Information about the College of Veterinary Medicine at Michigan State University Veterinary science courses have been taught at MSU since the institution’s founding in 1855. The College of Veterinary Medicine was formally established as a four-year, degree-granting program in 1910.
Today, the college includes four biomedical science departments -- microbiology and molecular genetics, pathobiology and diagnostic investigation, pharmacology and toxicology, and physiology; two clinical departments -- large-animal clinical sciences and small-animal clinical sciences; two service units -- the Veterinary Teaching Hospital and the Diagnostic Center for Population and Animal Health; and several research centers.
In addition to the Doctor of Veterinary Medicine degree program, the college also offers certificate and bachelor’s degree programs in veterinary technology, as well as advanced degree (master’s and doctor of philosophy) programs.
The College of Veterinary Medicine is fortunate to have an outstanding faculty, all of whom hold the doctor of veterinary medicine degree and/or the doctor of philosophy degree. Nearly all of the specialty boards recognized by the American Veterinary Medical Association are represented on the faculty. Many of these faculty members are leaders in their fields, both nationally and internationally.

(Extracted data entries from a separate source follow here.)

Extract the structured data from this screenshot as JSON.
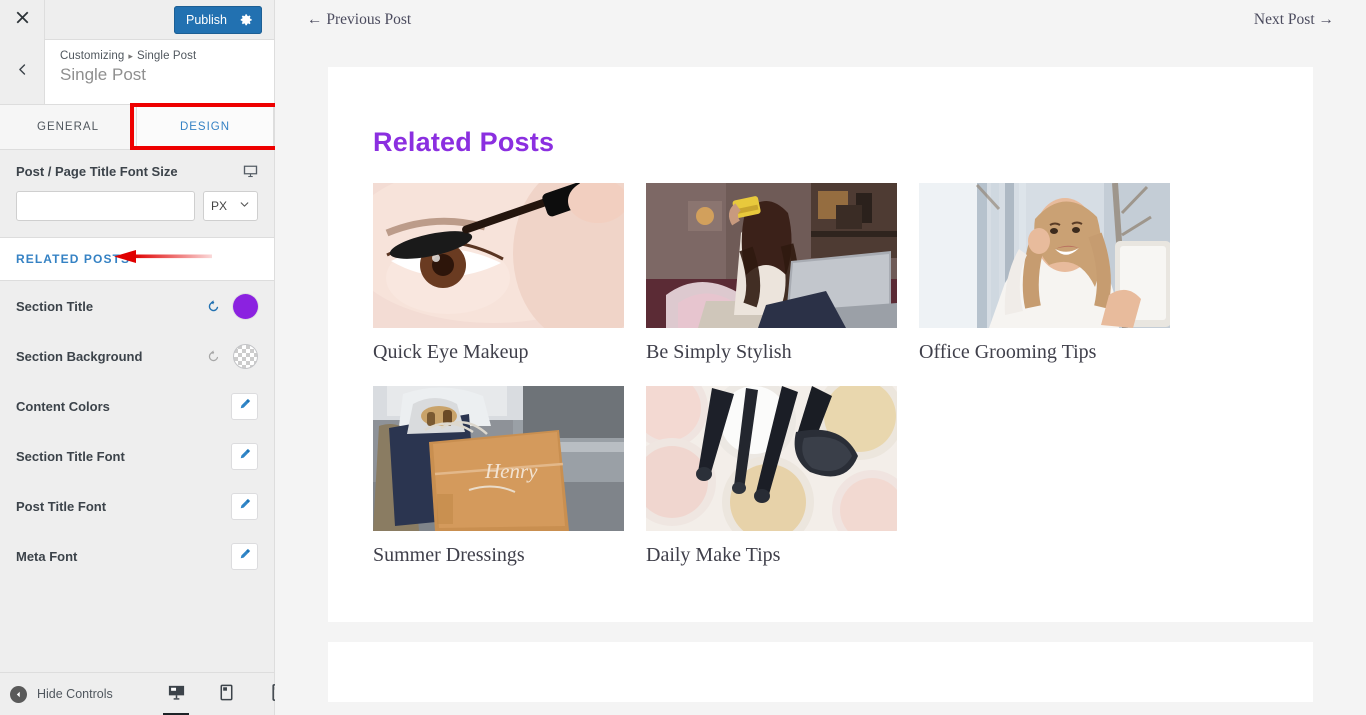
{
  "sidebar": {
    "topbar": {
      "close_label": "Close",
      "close_icon": "close-icon",
      "publish_label": "Publish",
      "gear_icon": "gear-icon"
    },
    "header": {
      "back_icon": "chevron-left-icon",
      "breadcrumb_root": "Customizing",
      "breadcrumb_separator": "▸",
      "breadcrumb_current": "Single Post",
      "panel_title": "Single Post"
    },
    "tabs": [
      {
        "label": "GENERAL",
        "active": false
      },
      {
        "label": "DESIGN",
        "active": true
      }
    ],
    "font_size_control": {
      "label": "Post / Page Title Font Size",
      "responsive_icon": "desktop-icon",
      "value": "",
      "unit": "PX",
      "unit_caret_icon": "chevron-down-icon"
    },
    "section_header": {
      "label": "RELATED POSTS",
      "annotation_icon": "red-arrow-left-icon"
    },
    "rows": [
      {
        "label": "Section Title",
        "control": "color",
        "reset_icon": "reset-icon",
        "reset_active": true,
        "color": "#8b22e0"
      },
      {
        "label": "Section Background",
        "control": "color",
        "reset_icon": "reset-icon",
        "reset_active": false,
        "color": "transparent"
      },
      {
        "label": "Content Colors",
        "control": "edit",
        "edit_icon": "pencil-icon"
      },
      {
        "label": "Section Title Font",
        "control": "edit",
        "edit_icon": "pencil-icon"
      },
      {
        "label": "Post Title Font",
        "control": "edit",
        "edit_icon": "pencil-icon"
      },
      {
        "label": "Meta Font",
        "control": "edit",
        "edit_icon": "pencil-icon"
      }
    ],
    "footer": {
      "hide_controls_label": "Hide Controls",
      "collapse_icon": "collapse-left-icon",
      "devices": [
        {
          "name": "desktop",
          "icon": "desktop-icon",
          "active": true
        },
        {
          "name": "tablet",
          "icon": "tablet-icon",
          "active": false
        },
        {
          "name": "mobile",
          "icon": "mobile-icon",
          "active": false
        }
      ]
    }
  },
  "preview": {
    "post_nav": {
      "previous_label": "← Previous Post",
      "next_label": "Next Post →"
    },
    "related_posts": {
      "heading": "Related Posts",
      "heading_color": "#8b2fe0",
      "items": [
        {
          "title": "Quick Eye Makeup",
          "image": "closeup-eye-mascara"
        },
        {
          "title": "Be Simply Stylish",
          "image": "woman-credit-card-laptop"
        },
        {
          "title": "Office Grooming Tips",
          "image": "woman-tablet-outdoors"
        },
        {
          "title": "Summer Dressings",
          "image": "shopping-bags-henry"
        },
        {
          "title": "Daily Make Tips",
          "image": "makeup-powders-brushes"
        }
      ]
    }
  }
}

Michigan State has a long-standing commitment to equal opportunity, affirmative action, and multiculturalism. The College of Veterinary Medicine has attained national recognition for its leadership in programs for the encouragement of underrepresented groups at the preprofessional, professional, and advanced studies levels, as well as for increased diversity in its faculty.
Special opportunities for preveterinary and professional students to participate in international veterinary activities further expand appreciation of different cultures. Indeed, international experience and opportunities abound in the college for both faculty and students. Nearly 300 individuals associated with the college have been involved in activities in 36 countries. A special endowment provides funds to support student travel abroad.
The abundance and variety of animal agriculture and companion animals in Michigan provides the college with one of the largest clinical and diagnostic caseloads in the country. Educational and research opportunities are considerably enhanced by this large caseload.
The college also takes seriously its obligation to meet the needs of society in addition to clinical services and education. The college has expertise in public health, biomedical and comparative medical research, ecosystem and environmental management, and the multiple facets that compose our complex global food system. CVM also supports key animal health programs conducted by both the Michigan Department of Agriculture and the U.S. Department of Agriculture.


The College of Veterinary Medicine at Michigan State University has excellent facilities, technologies, and equipment to support teaching, research, and clinical service.
The Veterinary Medical Center is the hub of college activities. It consists of 170,000 square-feet of office, teaching, and research space, as well as the Veterinary Teaching Hospital (VTH). The VTH is a premier veterinary referral hospital with a wide range of board-certified specialists and a large and diverse caseload. In fact, with about 24,000 patient visits annually, the VTH has one of the largest caseloads in the nation. An additional 113,000 animals are seen during field service calls. A large dairy herd internship program allows access to some of the biggest dairy operations in the Midwest.
The large caseload provides students with excellent hands-on experience with a wide range of animals and a variety of diseases and injuries. The VTH also has a general practice section to ensure that students also work on more traditional cases and learn wellness and disease prevention.
The large caseload also provides faculty with a sufficient population of animals to mark disease trends and perform statistical analyses.
The Matilda R. Wilson Pegasus Critical Care Center is a 9,000-square-foot facility that allows the Veterinary Teaching Hospital to house large-animal patients with infectious diseases in an isolated place, minimizing the risk of spreading disease to other animals and people while providing state-of-the-art critical care.
The center includes a number of special features, including ten individual isolation stalls, on-site laboratory capability, and a specialized ventilation system that helps prevent the spread of infectious diseases. There is also video equipment that allows clients to see their animals without entering the isolation stall.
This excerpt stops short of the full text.